Vater erzählte mir später, dass er nach den Feierlichkeiten nach mir sehen wollte und uns beide schlafend und mit einem Haufen Spielsachen auf dem Boden auffand. Noch Jahre danach lachte er darüber. Luna wurde zu meiner besten Freundin und wenig später zu meiner Zofe. Wir hatten so vieles erlebt...

»Du liebe Güte, Elena! Du bist ja immer noch im Wasser!«

Sie riss mich aus meinen Gedanken. Erst als ich aus dem Wasser  steigen wollte bemerkte ich, dass meine Haut ganz taub war. Hatte ich  wirklich so lange gesessen, ohne zu spüren wie die Kälte in meine  Knochen gekrochen war? Oder war sie bereits dort gewesen, bevor ich ins Wasser ging? Ich war so in Gedanken versunken gewesen, ich wollte nicht  aufwachen.

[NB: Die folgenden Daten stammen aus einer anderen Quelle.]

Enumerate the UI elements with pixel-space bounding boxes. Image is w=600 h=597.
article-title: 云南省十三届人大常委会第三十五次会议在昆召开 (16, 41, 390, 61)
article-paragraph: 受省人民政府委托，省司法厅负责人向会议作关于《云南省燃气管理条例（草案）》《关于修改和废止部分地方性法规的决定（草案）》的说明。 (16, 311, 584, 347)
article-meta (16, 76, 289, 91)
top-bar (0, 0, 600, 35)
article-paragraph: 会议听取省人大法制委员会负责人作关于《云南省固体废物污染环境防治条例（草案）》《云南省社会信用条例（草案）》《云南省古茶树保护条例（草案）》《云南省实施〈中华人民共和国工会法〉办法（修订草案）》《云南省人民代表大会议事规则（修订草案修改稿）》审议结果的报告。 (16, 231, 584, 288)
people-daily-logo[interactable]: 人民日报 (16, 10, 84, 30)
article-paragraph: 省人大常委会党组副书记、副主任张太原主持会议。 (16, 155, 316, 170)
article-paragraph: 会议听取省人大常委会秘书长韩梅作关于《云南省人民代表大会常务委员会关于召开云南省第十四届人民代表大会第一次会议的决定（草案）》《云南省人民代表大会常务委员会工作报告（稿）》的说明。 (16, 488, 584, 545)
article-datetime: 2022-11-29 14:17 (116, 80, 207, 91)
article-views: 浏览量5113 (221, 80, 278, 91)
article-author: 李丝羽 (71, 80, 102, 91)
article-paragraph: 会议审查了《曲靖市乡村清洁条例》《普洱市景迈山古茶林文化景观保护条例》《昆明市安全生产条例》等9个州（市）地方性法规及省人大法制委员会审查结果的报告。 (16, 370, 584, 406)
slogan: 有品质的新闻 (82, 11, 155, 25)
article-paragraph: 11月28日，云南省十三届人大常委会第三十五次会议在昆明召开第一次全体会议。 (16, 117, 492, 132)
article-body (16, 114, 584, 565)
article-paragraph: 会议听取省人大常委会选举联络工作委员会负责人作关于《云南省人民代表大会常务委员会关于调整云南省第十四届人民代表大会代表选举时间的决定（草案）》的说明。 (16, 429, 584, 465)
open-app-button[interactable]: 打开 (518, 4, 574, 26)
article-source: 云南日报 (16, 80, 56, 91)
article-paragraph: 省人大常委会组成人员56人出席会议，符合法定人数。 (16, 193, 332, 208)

Ich wünschte mir einfach, ich könnte die Zeit zurückdrehen, zu diesen  unbeschwerten Tagen, in denen ich weder um mein Leben, noch um irgendetwas anderes fürchten musste.

Der Tag verging, zog an mir vorbei, als wäre ich ein Außenstehender, der das Geschehen beobachtete. Luna hatte mir frische Kleidung bereit gelegt und Fisch gebraten, von dem ich kaum mehr als einen Bissen herunterbekam. Ich verspürte keinen Hunger.

Später als wir in unser Versteck zurückgekehrt waren und die Monde langsam begannen zu wandern, legte sie mir einen braunen Kapuzenumhang um die Schultern. Es war so schön warm...

Ich  schlief in dieser Nacht überraschend schnell ein. Wahrscheinlich war ich auch einfach zu erschöpft durch die Anstrengungen in den letzten Tagen.